Guidés vers un laboratoire d’artefacts sur la barge, les visiteurs ont pu étudier des objets récemment découverts, parmi lesquels une bouteille en céramique, une semelle de botte en cuir, une carafe en verre et de minuscules pinces qui servaient peut-être autrefois à saisir des morceaux de sucre. La journaliste de voyage Jennifer Bain a écrit plus tard : « La contemplation de ces objets anciens nous ramène en 1845, lorsque Franklin et ses hommes ont quitté l’Angleterre à bord de deux navires, convaincus qu’ils trouveraient le légendaire passage du Nord-Ouest. »
Qu’est-il arrivé à cette expédition? Depuis le départ d’Angleterre en mai 1845, le récit officiel du mystère Franklin évoque les dernières lettres envoyées depuis les navires en juillet 1845 et la découverte en 1850 de trois tombes sur l’île Beechey. Ces tombes montrent que Franklin a hiverné sur l’île en 1845-1846, mais une recherche intensive des lieux, lancée par le capitaine baleinier écossais William Penny et l’explorateur américain Elisha Kent Kane, n’a rien révélé sur la destination des deux navires après leur départ de l’île.

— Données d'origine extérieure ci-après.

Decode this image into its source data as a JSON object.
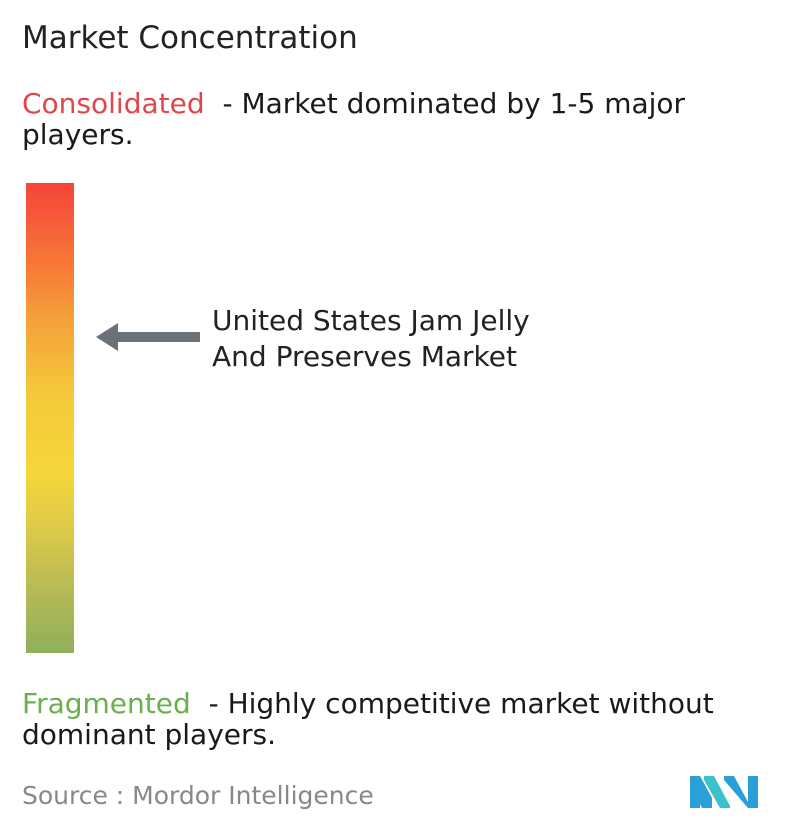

Les expéditions de recherche envoyées par la Royal Navy, la Compagnie de la Baie d’Hudson — dont la charte prévoyait des voyages d’exploration — et Jane, Lady Franklin (veuve de Sir John) n’ont donné aucun résultat significatif jusqu’en 1854, lorsque des Inuits ont apporté la première d’une série de contributions essentielles à la découverte de ce qui allait être résumé comme « le sort de Franklin ».
En avril de cette année-là, sur la côte ouest de la péninsule de Boothia, un Inuk nommé In-nook-poo-zhe-jook révéla à l’explorateur John Rae, de la Compagnie de la Baie d’Hudson, que l’expédition Franklin s’était soldée par une catastrophe. Avec l’aide de William Ouligbuck Jr., le meilleur interprète inuit de l’époque, Rae interrogea In-nook-poo-zhe-jook et plus d’une douzaine d’autres Inuits. Ils lui racontèrent qu’un navire avait coulé au large de la côte ouest de l’île King William, que trente-cinq ou quarante marins affamés s’étaient dispersés vers le sud le long de cette côte et que certains des derniers survivants avaient été poussés au cannibalisme.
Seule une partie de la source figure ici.